Il se marie le 20 avril 1899. Un fils, Jacques, naît l'année suivante, celle de sa nomination au grand orgue de Notre-Dame de Paris à l'unanimité du jury. Vierne y restera jusqu'à sa mort, faisant de sa tribune un lieu mondialement connu, où les plus grandes personnalités aimaient à venir. C'est l'époque heureuse des premières symphonies pour orgue, de Praxinoé (légende lyrique) qu'il achève en 1905 avec l'aide de son frère René. En 1906, il se brise la jambe et contracte peu après une grave fièvre typhoïde. Il sen sort à force de volonté, mais l'année suivante une grave crise conjugale menace l'équilibre du couple : le divorce est finalement prononcé en août 1909.

 

C'est au moment où les nuages s'accumulent à nouveau dans sa vie, que Vierne écrit ce qui peut être considéré comme son premier grand chef-d'œuvre : la symphonie pour orchestre. Les trois premiers mouvements, en particulier le lamento, atteignent à une poésie, à une force d'inspiration tout simplement prodigieuse. Car chez Vierne la douleur est la vraie force créatrice, l'application parfaite du mot d'Alfred de Musset :"les plus désespérés sont les chants les plus beaux" Et si les années 1907-1920 sont les pires de sa vie, elles sont également celles de la Symphonie, d'Épitaphe, des Djinns, de Spleens et Détresses, des Préludes et Nocturnes pour piano, du Quintette et de Solitude. En 1916, Vierne part en Suisse pour tenter de soigner un glaucome de plus en plus douloureux : il lui faut supporter de longs séjours en chambre noire, une grave dépression et d'incroyables douleurs, une opération pour une nouvelle cataracte, une pneumonie double. Pour comble de malheurs, son fils Jacques meurt au front, quelques mois avant son frère René, tué le 29 mai 1918. Vierne est anéanti mais compose en leur mémoire son Quintette et Solitude pour piano, qui figurent indiscutablement parmi ses chefs-d'oeuvre.

 

Il revient en 1920 dans un Paris livré aux "snobs" et aux musiciens de jazz. Sans courage et sans argent, Vierne est alors aidé par une jeune musicienne, Madeleine Richepin, qui sera désormais sa grande inspiratrice.
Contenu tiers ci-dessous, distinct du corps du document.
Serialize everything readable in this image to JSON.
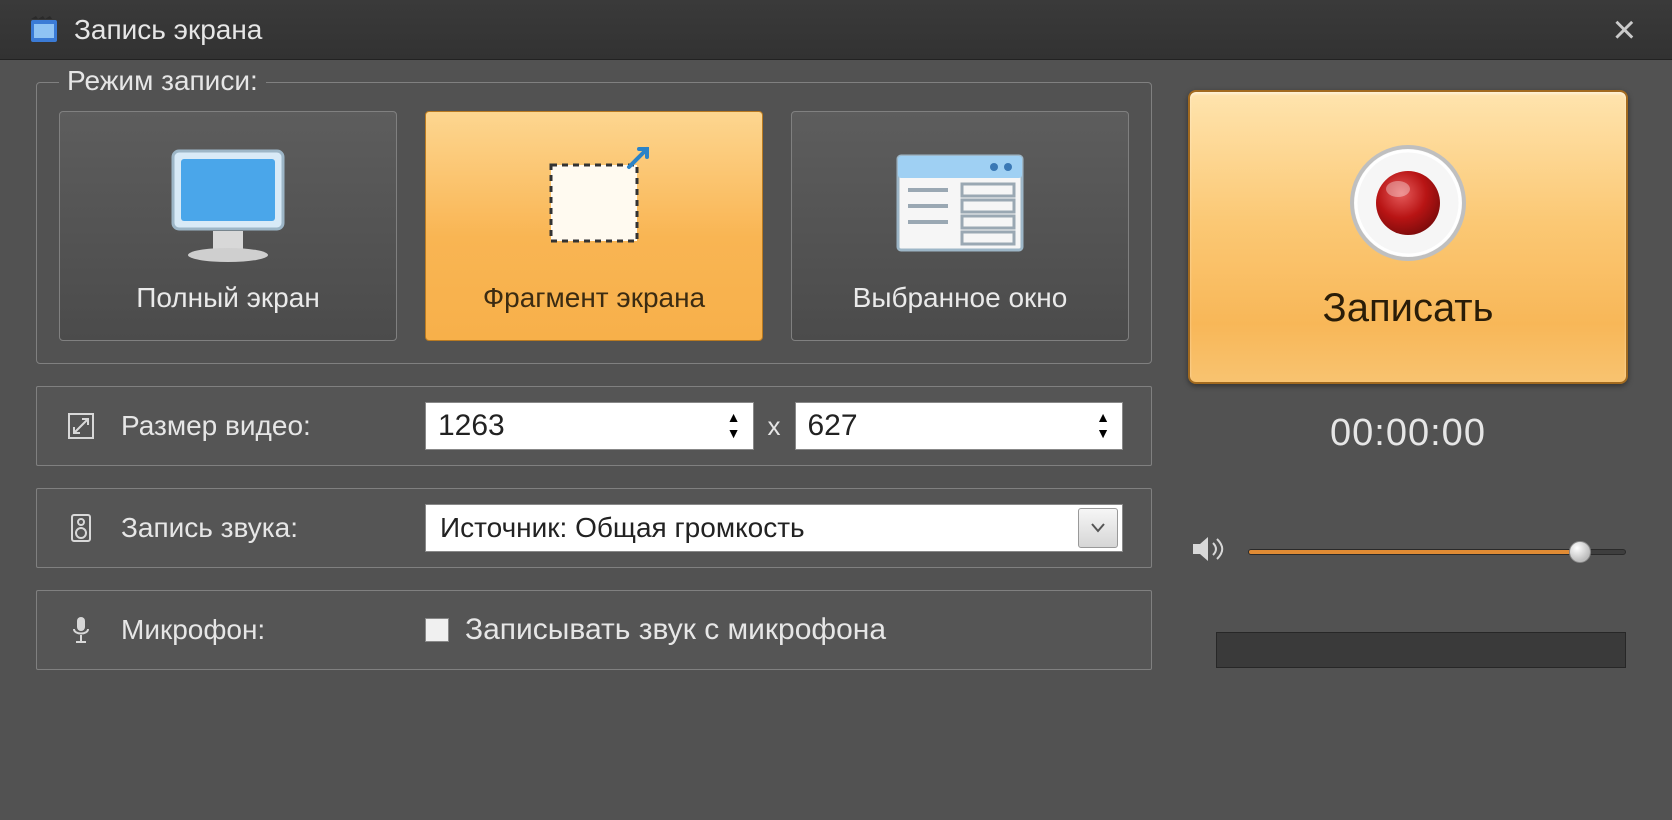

Il écrit pour elle de nombreuses mélodies, comme les Poèmes de Baudelaire ou le Poème de l'amour, qu'ils interprétent dans des concerts communs. C'est le temps des voyages et des récitals dans toute l'Europe, mais également aux États-Unis où la notoriété de Vierne est immense. Les admirables Pièces de fantaisie datent notamment de cette période. Mais en 1931, Madeleine épouse le docteur Mallet : ce sera la Ballade du désespéré, pour ténor et orchestre.

 

Les dernières années, résignées, sont adoucies par l'émergence et l'affection d'un élève surdoué : Maurice Duruflé. C'est lors d'un récital commun, le 2 juin 1937, que Vierne est terrassé par une embolie cardiaque. Il est alors aux claviers de son orgue, et vient d'achever l'exécution de sa Stèle pour un enfant défunt. Au moment d'improviser, "on le vit chanceler. Une note de pédale résonna lugubrement comme un appel. Il porta une main à son cœur, murmura quelques mots. On se précipita... Plus rien." (Bernard Gavoty) Mort admirable, à l'image de la vie, et que l'artiste avait appelée de ses vœux.

 

L'aveugle cultive un monde intérieur différent et souvent plus riche que celui des voyants. L'intériorité de la musique de Vierne est rendue tragique par les cruels événement de sa vie, mais ne se sépare jamais d'une poésie enivrante. Comme si le regard de cet homme, selon le beau vers de Péguy, semblait percevoir une lumière inconnue. Cette lumière, nous la retrouvons dans son œuvre : ce sont les parfums, les couleurs et les sons de la Beauté.